The group, supported by Greenpeace, spent nearly eight years litigating its case in Swiss courts before going to the ECHR. “There is a principle [in international law] called the exhaustion of domestic remedies, which is that you’re supposed to have gone through the domestic system first,” Catherine Higham, a policy fellow at the Grantham Research Institute on Climate Change and the Environment, told Vox in an interview. “The reason that the Court found that it could give an opinion there is that it found that … the [Swiss] legal process had failed to give a remedy for what it identified as these violations of the convention rights.”

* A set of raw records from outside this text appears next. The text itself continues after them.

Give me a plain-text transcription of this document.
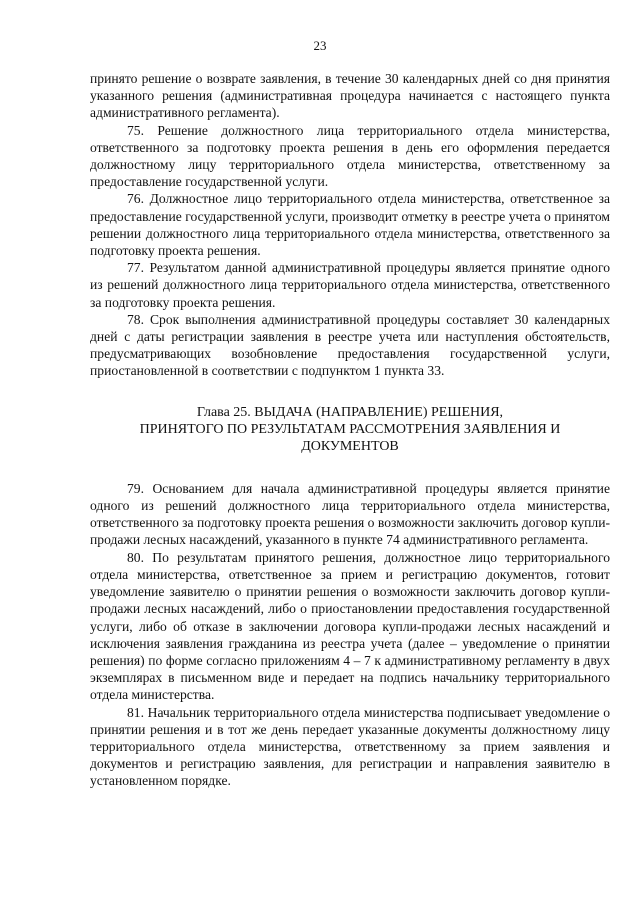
23

принято решение о возврате заявления, в течение 30 календарных дней со дня принятия указанного решения (административная процедура начинается с настоящего пункта административного регламента).

75. Решение должностного лица территориального отдела министерства, ответственного за подготовку проекта решения в день его оформления передается должностному лицу территориального отдела министерства, ответственному за предоставление государственной услуги.

76. Должностное лицо территориального отдела министерства, ответственное за предоставление государственной услуги, производит отметку в реестре учета о принятом решении должностного лица территориального отдела министерства, ответственного за подготовку проекта решения.

77. Результатом данной административной процедуры является принятие одного из решений должностного лица территориального отдела министерства, ответственного за подготовку проекта решения.

78. Срок выполнения административной процедуры составляет 30 календарных дней с даты регистрации заявления в реестре учета или наступления обстоятельств, предусматривающих возобновление предоставления государственной услуги, приостановленной в соответствии с подпунктом 1 пункта 33.

Глава 25. ВЫДАЧА (НАПРАВЛЕНИЕ) РЕШЕНИЯ,
ПРИНЯТОГО ПО РЕЗУЛЬТАТАМ РАССМОТРЕНИЯ ЗАЯВЛЕНИЯ И
ДОКУМЕНТОВ

79. Основанием для начала административной процедуры является принятие одного из решений должностного лица территориального отдела министерства, ответственного за подготовку проекта решения о возможности заключить договор купли-продажи лесных насаждений, указанного в пункте 74 административного регламента.

80. По результатам принятого решения, должностное лицо территориального отдела министерства, ответственное за прием и регистрацию документов, готовит уведомление заявителю о принятии решения о возможности заключить договор купли-продажи лесных насаждений, либо о приостановлении предоставления государственной услуги, либо об отказе в заключении договора купли-продажи лесных насаждений и исключения заявления гражданина из реестра учета (далее – уведомление о принятии решения) по форме согласно приложениям 4 – 7 к административному регламенту в двух экземплярах в письменном виде и передает на подпись начальнику территориального отдела министерства.

81. Начальник территориального отдела министерства подписывает уведомление о принятии решения и в тот же день передает указанные документы должностному лицу территориального отдела министерства, ответственному за прием заявления и документов и регистрацию заявления, для регистрации и направления заявителю в установленном порядке.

That’s in contrast to another climate case rejected by the Court on Tuesday, in which six Portuguese young people went straight to the ECHR without going through the Portuguese legal system first. The children, who have suffered extreme heat waves and wildfires in their home country, also tried to sue 32 other nations in addition to Portugal.
“It’s a plausible argument,” Higham said. “ And we’ve seen another international human rights body, the UN Committee on Climate Change, say that states could have extraterritorial obligations in the case of climate change, because it’s kind of fundamentally transboundary in nature.” The ECHR, though, found that the statute was applied too broadly.
What happens now?
Switzerland will now be obligated to update its climate change policies, but the ECHR can’t tell the Swiss government what policies must be implemented, Michael Burger, executive director of the Sabin Center for Climate Change Law at Columbia University, told Vox.
“It doesn’t provide a specific injunction or any specific direction — it just says that you have to be more consistent with what the climate science says, but with deference to the policy prerogatives and democratic processes of the Swiss government.”
Switzerland has tried to curb its greenhouse gas emissions, introducing an amendment to its CO2 Act which would halve them by 2030 in comparison to 1990 levels. But a referendum to approve that amendment failed in 2021. Voters later approved a measure to move away from imported oil and gas toward green energy alternatives in an effort to reach net-zero carbon emissions by 2050.
“The decision affirms that European Human Rights law … requires governments to pursue a high level of climate ambition,” Burger said. Switzerland is likely to take the court’s decision seriously, Burger and Higham said, and it could encourage more domestic cases in countries that are party to the convention.
It could also influence other international bodies, specifically the Inter-American Court on Human Rights, which is due to discuss an advisory opinion on climate change and human rights in the coming weeks. That could eventually create a legal framework for the body, which includes many Latin American and Caribbean countries significantly affected by climate change, to pursue cases like the KlimaSeniorinnen Schweiz just won.